Li vedi tutti manifestare, con in mezzo gli sciacalli. Quelle teste di cazzo che sono dappertutto e approfittano della situazione distruggendo ogni cosa. Tutti i delinquenti stanno dando il meglio di sé.
Ecco, queste sono le mele marce che forse per numero saranno maggiormente ispaniche e nere come dicono i detrattori. Può anche darsi. Ma cosa vuoi che sia, le teste di cazzo sono dappertutto come il prezzemolo.
Quella merda la ritrovi in ogni dove e così le teste di cazzo. Quando stai camminando qualche volta fermati e guardati attorno. Ti accorgerai che una testa di cazzo sarà sempre al tuo fianco. E se non vedi nessuna testa di cazzo forse la testa di cazzo sei proprio tu. Chi lo sa.
La terra della violenza. A scuola gliel’avevo scritto sul compito. Il professore mi lanciò fuori dall’aula. Difendeva la sacra immagine degli Stati Uniti giardino dell’Eden. I paladini del progresso contro la barbarie di altre nazioni. Loro! Che ti fanno arrosto sulla sedia elettrica, che con mezzo documento d’identità, dopo appena pochi giorni che vivi lì, ti vendono un fucile con la stessa facilità con cui compri un pacco di preservativi.
Una volta la madre di un mio amico aveva rogne con una sua vicina per i parcheggi. Le disse che non avrebbe tollerato oltre quanto aveva già fatto. Era l’ultimo avvertimento. Ed era andata proprio così. Il giorno dopo prese la pistola e sparò verso la finestra della casa di fronte e quell’altra invece di chiamare la polizia ricambiò amorevolmente con pistolettate che per poco non uccisero i bambini che giocavano lì intorno.
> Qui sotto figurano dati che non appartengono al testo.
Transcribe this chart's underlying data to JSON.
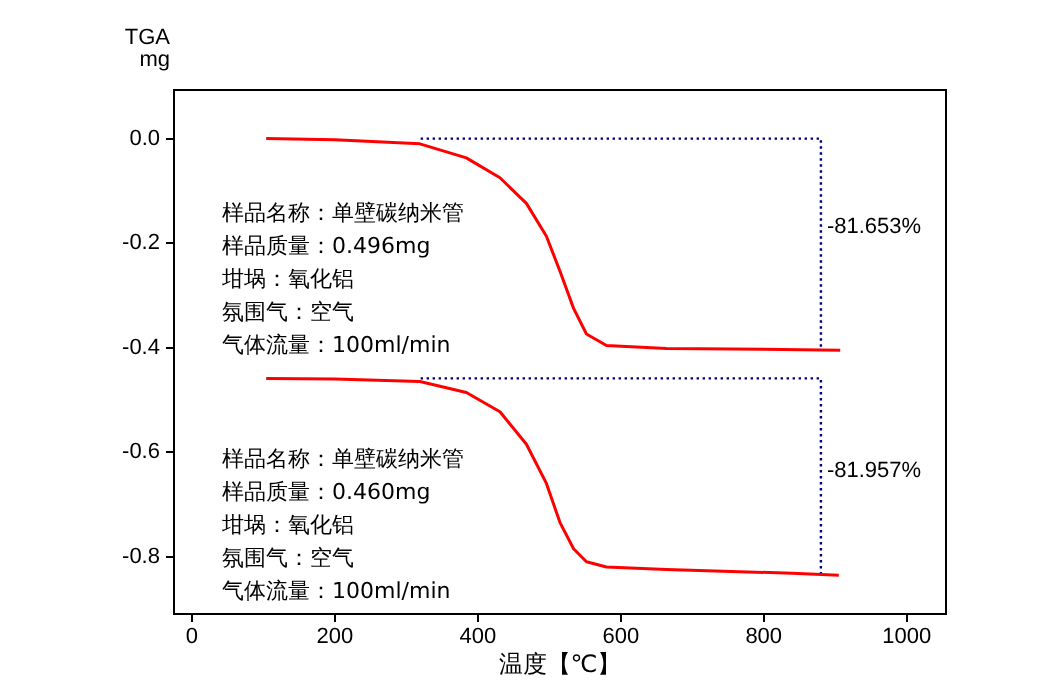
{
  "chart_data": {
    "type": "line",
    "xlabel": "温度【℃】",
    "ylabel": "TGA\nmg",
    "xlim": [
      -25,
      1055
    ],
    "ylim": [
      -0.91,
      0.093
    ],
    "xticks": [
      0,
      200,
      400,
      600,
      800,
      1000
    ],
    "yticks": [
      {
        "value": 0,
        "label": "0.0"
      },
      {
        "value": -0.2,
        "label": "-0.2"
      },
      {
        "value": -0.4,
        "label": "-0.4"
      },
      {
        "value": -0.6,
        "label": "-0.6"
      },
      {
        "value": -0.8,
        "label": "-0.8"
      }
    ],
    "marker": "none",
    "legend": false,
    "series": [
      {
        "color": "#ff0000",
        "line_style": "solid",
        "x": [
          104,
          200,
          319,
          384,
          431,
          468,
          496,
          515,
          534,
          552,
          580,
          664,
          800,
          907
        ],
        "values": [
          0,
          -0.002,
          -0.01,
          -0.037,
          -0.075,
          -0.124,
          -0.187,
          -0.254,
          -0.325,
          -0.374,
          -0.396,
          -0.402,
          -0.403,
          -0.405
        ]
      },
      {
        "color": "#ff0000",
        "line_style": "solid",
        "x": [
          104,
          200,
          319,
          384,
          431,
          468,
          496,
          515,
          534,
          552,
          580,
          664,
          840,
          905
        ],
        "values": [
          -0.459,
          -0.46,
          -0.465,
          -0.486,
          -0.523,
          -0.585,
          -0.66,
          -0.735,
          -0.785,
          -0.81,
          -0.82,
          -0.825,
          -0.832,
          -0.836
        ]
      },
      {
        "color": "#000080",
        "line_style": "dotted",
        "x": [
          320,
          880,
          880
        ],
        "values": [
          0,
          0,
          -0.405
        ]
      },
      {
        "color": "#000080",
        "line_style": "dotted",
        "x": [
          320,
          880,
          880
        ],
        "values": [
          -0.459,
          -0.459,
          -0.836
        ]
      }
    ],
    "annotations": [
      "样品名称：单壁碳纳米管",
      "样品质量：0.496mg",
      "坩埚：氧化铝",
      "氛围气：空气",
      "气体流量：100ml/min",
      "样品名称：单壁碳纳米管",
      "样品质量：0.460mg",
      "坩埚：氧化铝",
      "氛围气：空气",
      "气体流量：100ml/min",
      {
        "text": "-81.653%",
        "x": 880,
        "y": -0.17
      },
      {
        "text": "-81.957%",
        "x": 880,
        "y": -0.636
      }
    ]
  }
}
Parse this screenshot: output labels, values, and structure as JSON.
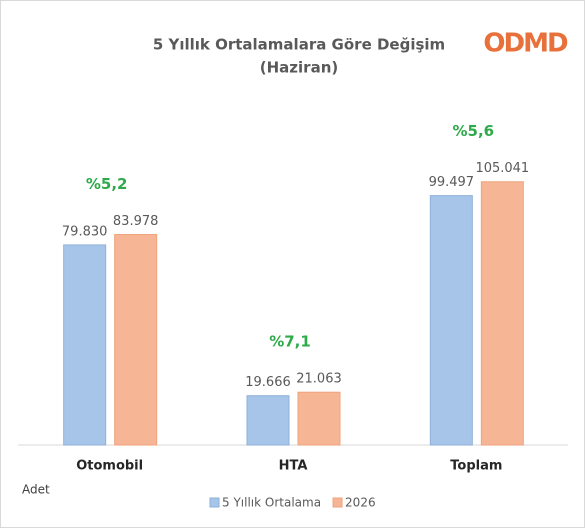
{
  "chart_data": {
    "type": "bar",
    "title": "5 Yıllık Ortalamalara Göre Değişim",
    "subtitle": "(Haziran)",
    "logo": "ODMD",
    "unit_label": "Adet",
    "categories": [
      "Otomobil",
      "HTA",
      "Toplam"
    ],
    "series": [
      {
        "name": "5 Yıllık Ortalama",
        "color": "#a7c5e8",
        "values": [
          79830,
          19666,
          99497
        ],
        "value_labels": [
          "79.830",
          "19.666",
          "99.497"
        ]
      },
      {
        "name": "2026",
        "color": "#f6b594",
        "values": [
          83978,
          21063,
          105041
        ],
        "value_labels": [
          "83.978",
          "21.063",
          "105.041"
        ]
      }
    ],
    "annotations": [
      "%5,2",
      "%7,1",
      "%5,6"
    ],
    "annotation_color": "#2eaa4a",
    "ylim": [
      0,
      160000
    ]
  }
}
Poi negli ultimi anni abbiamo messo la ciliegina sulla torta con Trump. Indagato per traffico di essere umani, abusi su minori, però combatte l’immigrazione alzando il muro al confine col Messico. Lui che con orgoglio porta la bandiera americana nello spazio e poi apre alla caccia nei confronti di animali in via di estinzione e usa gli accordi sul clima come carta igienica per pulirsi quel culo sporco e rattrappito che si ritrova. Ovvio, a lui che cazzo gli interessa tanto ormai mica ne ha per molto. Il suo viaggio sulla Terra è quasi giunto al termine.
Faccio un po’ di zapping e non trovo nulla. Spengo. Il sudore cola via sulla mia pelle e non mi fa dormire. Dopo qualche tentativo riesco a staccarmi dalla poltrona e vado dritto al cesso. Mi è venuto duro. Fino qualche settimana fa scopavo con una ragazza che studiava lingue alla Bocconi. Le piaceva farsi ammanettare alla tavarca del letto ed essere riempita di Nutella. Poi era il suo turno con la panna montata. Ora lei se n’è tornata a casa dato che sono state riaperte le regioni e io sono costretto a farmi qualche sega pensandola.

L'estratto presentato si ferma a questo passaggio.